I let my vision wander back to the gun.
It doesn’t have to be this way.
You can be free.
What’s the point? You’ll never truly live again.
No.
I don’t know why, but I refused to take myself out. I couldn’t do it, even though I knew I would most likely spend the rest of my days in a cell; in fact, they’d probably throw me in a psychiatric hospital. If I was lucky, I would be allowed a composition notebook and a felt-tipped pen, and every passionate tale would be stained with actuality.
I’d told Bear that there is a difference between a romance and a love story. Romance implies a happy ending where two characters share mutual, consensual feelings, and get to share that with the world. A love story is more complicated. Romance is a factor, but the interest is not always reciprocated, and these stories do not require a fairytale ending.
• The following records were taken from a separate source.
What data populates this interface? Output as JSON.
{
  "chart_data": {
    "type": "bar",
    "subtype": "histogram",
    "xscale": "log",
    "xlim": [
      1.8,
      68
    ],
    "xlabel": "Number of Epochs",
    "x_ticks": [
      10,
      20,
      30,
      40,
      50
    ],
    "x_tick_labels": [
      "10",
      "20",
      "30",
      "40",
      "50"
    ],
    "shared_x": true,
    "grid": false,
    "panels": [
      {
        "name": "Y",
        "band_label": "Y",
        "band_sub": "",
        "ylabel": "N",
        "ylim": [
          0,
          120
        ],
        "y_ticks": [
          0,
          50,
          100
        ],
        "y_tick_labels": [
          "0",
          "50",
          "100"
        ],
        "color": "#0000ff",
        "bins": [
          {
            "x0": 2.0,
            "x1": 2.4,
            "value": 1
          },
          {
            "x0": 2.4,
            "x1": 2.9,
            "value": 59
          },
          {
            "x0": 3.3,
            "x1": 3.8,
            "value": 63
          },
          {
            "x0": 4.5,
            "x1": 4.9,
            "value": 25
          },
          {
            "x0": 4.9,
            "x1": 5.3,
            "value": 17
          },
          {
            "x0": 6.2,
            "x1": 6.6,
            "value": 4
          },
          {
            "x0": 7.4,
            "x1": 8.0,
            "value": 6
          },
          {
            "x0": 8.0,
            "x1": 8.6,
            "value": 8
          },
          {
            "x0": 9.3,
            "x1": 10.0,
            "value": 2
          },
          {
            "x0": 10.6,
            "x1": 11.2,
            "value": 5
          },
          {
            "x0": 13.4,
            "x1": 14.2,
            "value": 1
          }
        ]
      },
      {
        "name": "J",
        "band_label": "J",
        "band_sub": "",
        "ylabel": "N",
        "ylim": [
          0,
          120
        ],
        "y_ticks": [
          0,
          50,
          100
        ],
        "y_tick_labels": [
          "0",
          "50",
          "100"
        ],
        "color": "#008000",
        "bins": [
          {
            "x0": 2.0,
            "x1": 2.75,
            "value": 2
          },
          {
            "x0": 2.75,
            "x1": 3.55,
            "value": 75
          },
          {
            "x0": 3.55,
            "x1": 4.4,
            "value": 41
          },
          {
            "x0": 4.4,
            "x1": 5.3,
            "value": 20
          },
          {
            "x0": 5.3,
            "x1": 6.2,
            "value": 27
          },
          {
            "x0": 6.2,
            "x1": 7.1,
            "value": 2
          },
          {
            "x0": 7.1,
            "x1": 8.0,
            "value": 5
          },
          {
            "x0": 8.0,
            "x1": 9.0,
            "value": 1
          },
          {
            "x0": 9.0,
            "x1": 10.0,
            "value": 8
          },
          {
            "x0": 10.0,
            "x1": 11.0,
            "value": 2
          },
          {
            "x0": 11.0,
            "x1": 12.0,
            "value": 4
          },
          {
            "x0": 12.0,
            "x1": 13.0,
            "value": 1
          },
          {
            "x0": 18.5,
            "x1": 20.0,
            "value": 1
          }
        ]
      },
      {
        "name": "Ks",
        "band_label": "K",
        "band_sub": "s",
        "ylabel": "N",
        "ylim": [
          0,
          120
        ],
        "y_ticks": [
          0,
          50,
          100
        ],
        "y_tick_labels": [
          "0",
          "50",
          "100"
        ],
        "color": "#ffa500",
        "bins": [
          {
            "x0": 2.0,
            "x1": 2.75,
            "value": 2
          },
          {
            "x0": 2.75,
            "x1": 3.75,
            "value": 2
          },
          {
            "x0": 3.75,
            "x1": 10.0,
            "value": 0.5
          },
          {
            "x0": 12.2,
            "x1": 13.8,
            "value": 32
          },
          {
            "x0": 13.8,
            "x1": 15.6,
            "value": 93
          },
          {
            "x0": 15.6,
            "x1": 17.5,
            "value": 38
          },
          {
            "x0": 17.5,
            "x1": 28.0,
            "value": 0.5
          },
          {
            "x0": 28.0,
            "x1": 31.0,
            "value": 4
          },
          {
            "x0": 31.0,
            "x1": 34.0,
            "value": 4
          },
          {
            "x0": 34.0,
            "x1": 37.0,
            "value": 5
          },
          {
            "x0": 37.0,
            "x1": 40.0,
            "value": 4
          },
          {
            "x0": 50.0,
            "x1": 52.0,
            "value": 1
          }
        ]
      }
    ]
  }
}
While I’ve never been openly sentimental, I always hoped for romance as a little girl. I dreamed that my feet would someday be lifted off the ground by my shining knight.
I didn’t get that.
I didn’t get to play the part of the princess saved by an enchanting affair. I got a love story– a tragic fable about a girl who was used, ignored, and abandoned. I got a twisted narrative where the girl is caged by a man’s insecurities, only for her to be found guilty of her own imprisonment.
I was going to live. For my friends, I was going to keep myself alive. I wasn’t going to leave this earth in the same way that my abus– he had. I wasn’t a coward.
Maybe I could use that shitty prison paper to hone my drawing skills like Sarah always said I could. I don’t know why she had so much faith in me; I could barely draw stick figures. Eventually, I could teach myself how to play those stupid video games that Ian constantly recommended, even though he knew my answer hadn’t changed.
They would be alive inside of me for as long as I was. The wish would not. My body was mine once again, and in that moment, I decided that it’d been given back to me for a reason.